How Enterprises Can Better Access and Use Their Log Data

ITOps, DevOps and SecOps teams have a few options to break the logjam.

Carefully inventory their logs and exclude those with little value—perhaps those related to test environments.
Migrate their ELK stack to a cloud platform and leverage the elastic compute resources for bursty workloads (but watch those compute costs!).
Consider an architectural change to remediate persistent bottlenecks.

New cloud-based platforms can address the final option. They rapidly and dramatically compress indexed data, which is critical given the high number and small content of logs. Users can automatically discover, normalize and catalog all those log files, and assemble metadata to improve query planning—all with a smaller footprint than predecessors such as Lucene. The log data remains in place, but presents a single logical view with familiar visualization tools the user already knows (such as Kibana via open APIs).

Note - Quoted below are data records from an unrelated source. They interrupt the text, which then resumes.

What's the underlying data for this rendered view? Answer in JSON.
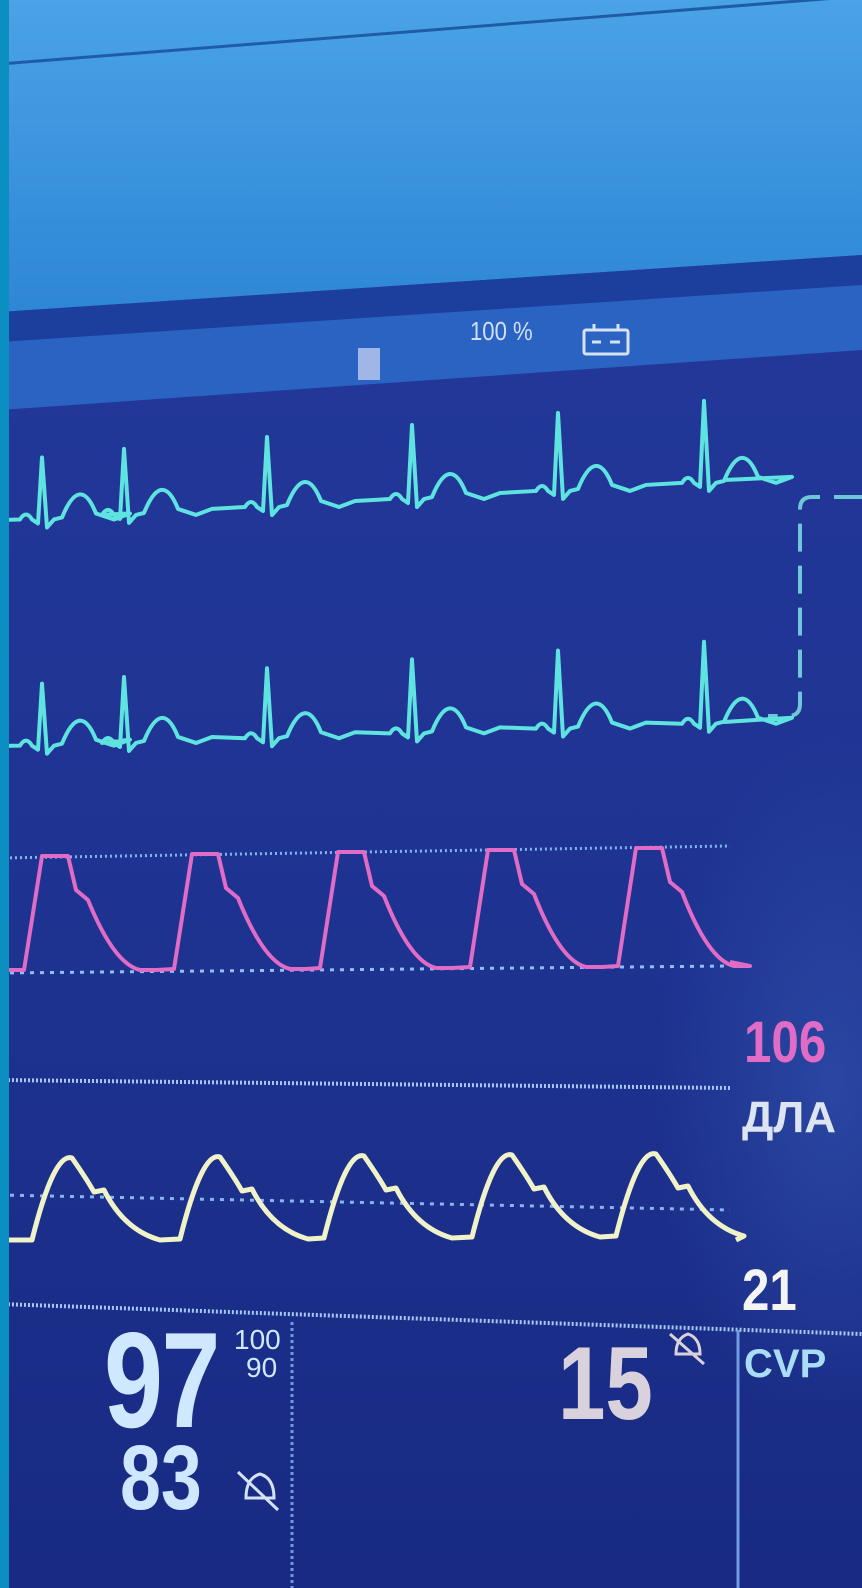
{
  "status": {
    "battery_percent": "100 %",
    "battery_icon": "battery-icon"
  },
  "pap": {
    "value_high": "106",
    "label": "ДЛА",
    "value_low": "21",
    "color": "#e06cc6"
  },
  "pulse_ox": {
    "main_value": "97",
    "alarm_high": "100",
    "alarm_low": "90",
    "secondary_value": "83",
    "alarm_icon": "bell-muted-icon"
  },
  "cvp": {
    "value": "15",
    "label": "CVP",
    "alarm_icon": "bell-muted-icon"
  },
  "colors": {
    "ecg": "#5fe3e0",
    "pressure": "#e06cc6",
    "pleth": "#f0f2c8",
    "screen": "#1c2f8c"
  }
}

Using a new solution like ChaosSearch, enterprise data teams can increase the scope and scale of their log analytics, which makes their ITOps, DevOps and security initiatives more effective.

Enterprise data teams should watch this space. Offerings like ChaosSearch will continue to make this data easier to analyze.

Log Analytics and Application Insights

This case study for log analytics underscores three guiding principles that apply to all aspects of enterprise analytics.

First, in a volatile world, find ways to cost-effectively process and analyze as many data points as possible, including historical data. Last month’s logs might help identify the security threat that reappears next month.

Second, build architectures that minimize cloud compute cycles wherever possible to avoid runaway costs.

Third, and perhaps most importantly, seek out technologies that are fit for purpose. In this case, when you have a puzzle with millions of pieces, you need a fast and simple way to index the pieces.